These Shallow Graves
Written by Jennifer Donnelly
Jo Montfort is beautiful and rich, and soon–like all the girls in her class–she’ll graduate from finishing school and be married off to a wealthy bachelor. Which is the last thing she wants. Jo dreams of becoming a writer–a newspaper reporter like the trailblazing Nellie Bly.
Wild aspirations aside, Jo’s life seems perfect until tragedy strikes: her father is found dead. Charles Montfort shot himself while cleaning his pistol. One of New York City’s wealthiest men, he owned a newspaper and was a partner in a massive shipping firm, and Jo knows he was far too smart to clean a loaded gun.
The more Jo hears about her father’s death, the more something feels wrong. Suicide is the only logical explanation, and of course people have started talking, but Jo’s father would never have resorted to that. And then she meets Eddie–a young, smart, infuriatingly handsome reporter at her father’s newspaper–and it becomes all too clear how much she stands to lose if she keeps searching for the truth. But now it might be too late to stop.

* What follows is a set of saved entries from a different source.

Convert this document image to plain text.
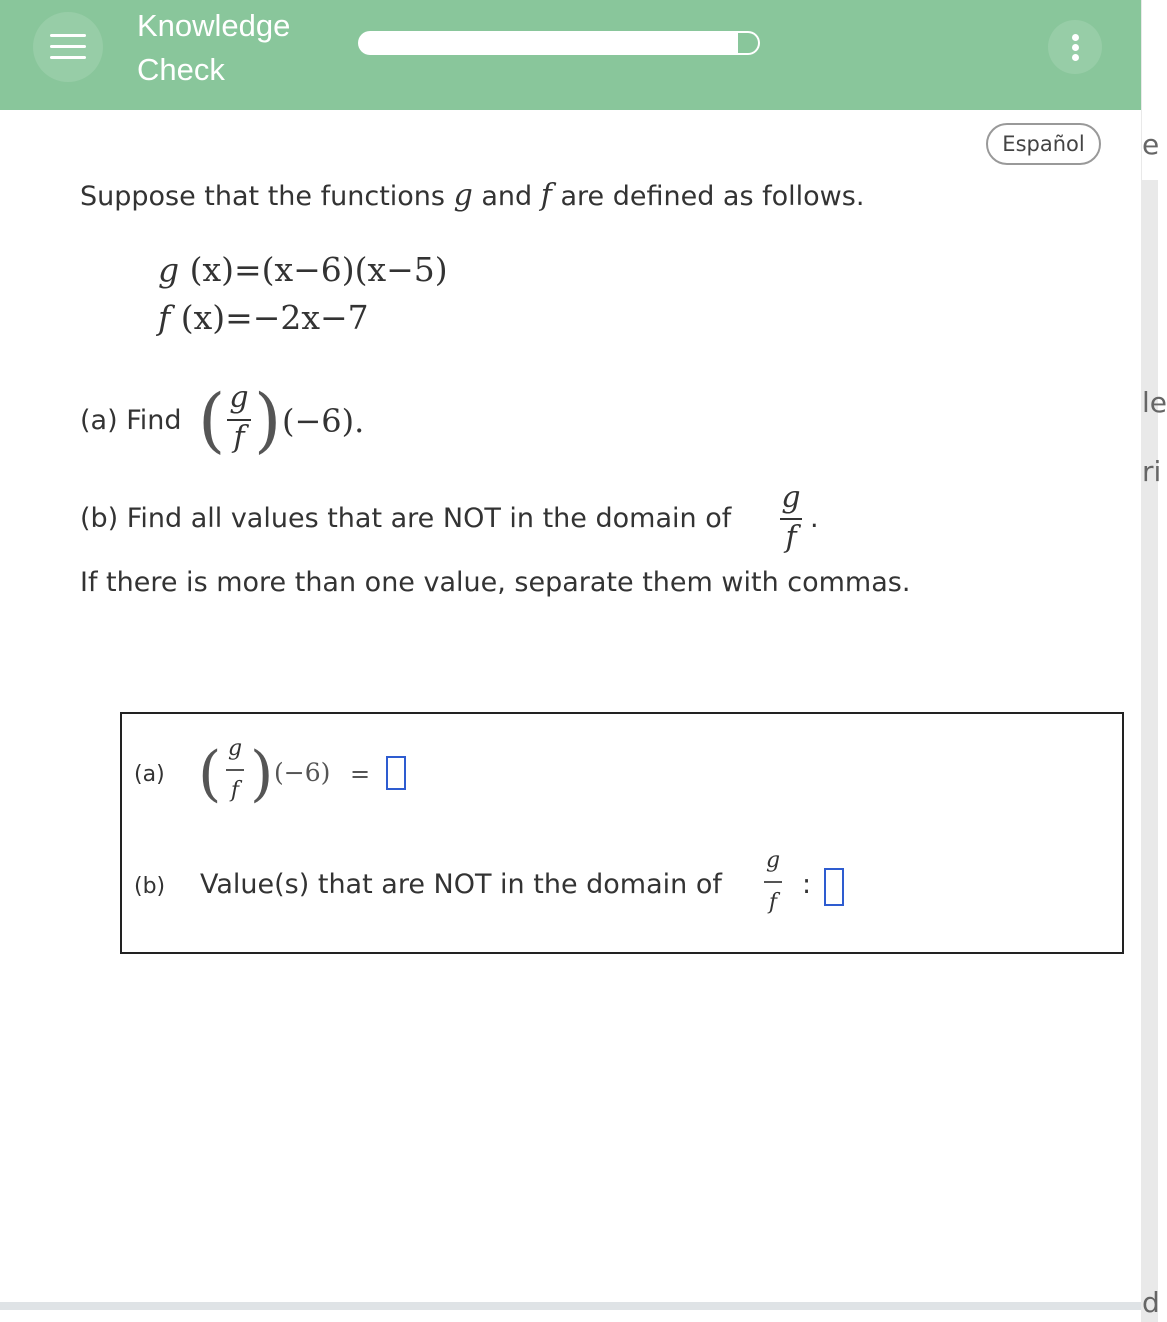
Knowledge
Check
e
le
ri
d
Español
Suppose that the functions g and f are defined as follows.
g (x)=(x−6)(x−5)
f (x)=−2x−7
(a) Find ( g
f ) (−6).
(b) Find all values that are NOT in the domain of
g
f
.
If there is more than one value, separate them with commas.
(a) ( g
f ) (−6) =
(b) Value(s) that are NOT in the domain of
g
f
:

The past never stays buried forever. Life is dirtier than Jo Montfort could ever have imagined, and this time the truth is the dirtiest part of all.
Primary Source Pairing:
Defying social norms and bordering on legality, Josephine Montfort is on the search to find answers about her father’s death. It’s hard to imagine the social restrictions young women of upper-class New York faced in the 1890s. Jo’s galavanting around town threatened her prospects, but she continued on. In this historical fiction novel, Jo admires the work of a real-life rogue woman journalist named Nellie Bly who went to great lengths to get a good story, including spending 10 days in an insane asylum. For this primary source pairing, invite students to study a photograph of Nellie Bly from 1890. Check out the Bibliography at the back of the book for additional resources.
Questions for Discussion:
- Describe what you see.
- What do you notice first?
- What, if any, words do you see?
- What other details can you see?
- Who do you think was the audience for this image?
- What tools were used to create this?
- What can you learn from examining this image?
- If someone made this today, what would be different? What would be the same?
- How does your visualization of Jo Montfort compare to the primary source image of Nellie Bly? What is the same? What is different?